Das Shoah-Memorial beginnt 2026 mit einem außergewöhnlichen Programm - Nachrichten
Donnerstag, 01. Januar 2026, Dienstag, 31. März 2026
Zu Beginn des Jahres 2026 widmet das Mémorial de la Shoah zwei große Ausstellungen unverzichtbaren Figuren der Weitergabe der Geschichte der Shoah: Shoah von Claude Lanzmann, die unveröffentlichten Aufnahmen und Simone Veil. Meine Schwestern und ich. Die erste Ausstellung zeigt zum ersten Mal exklusive Aufnahmen, die zur Vorbereitung des Filmdenkmals Shoah verwendet wurden, während die zweite eine Familiengeschichte erforscht, die sich mit der großen Geschichte verbindet.

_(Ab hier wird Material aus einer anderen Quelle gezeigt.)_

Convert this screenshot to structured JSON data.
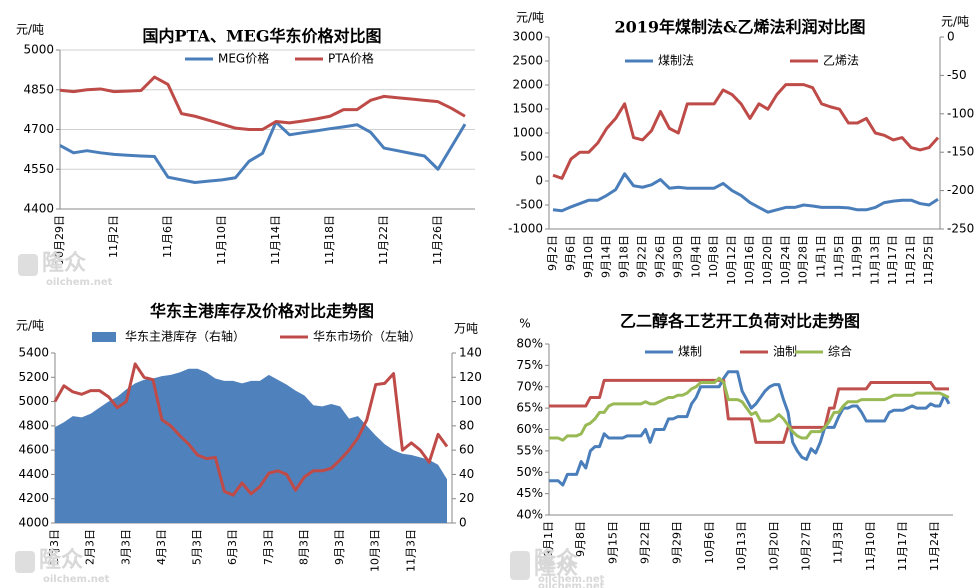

Im Rahmen des 27. Januar, dem Internationalen Tag des Gedenkens an die Opfer des Holocaust, und im Zusammenhang mit dem 81. Jahrestag der Befreiung von Auschwitz-Birkenau nimmt das Memorial insbesondere das außergewöhnliche Zeugnis von Tatiana und Andra Bucci entgegen. zwei italienische Schwestern, die der Shoah entkommen sind. Ein besonderes Programm markiert die Woche der Bildung und Aktionen gegen Rassismus, Antisemitismus und LGBT+-Hass, darunter drei außergewöhnliche Workshops, eine Theateraufführung mit Schauspielern des Cours Florent und ein Besuch im Dictionnaire amoureux des Juifs de France.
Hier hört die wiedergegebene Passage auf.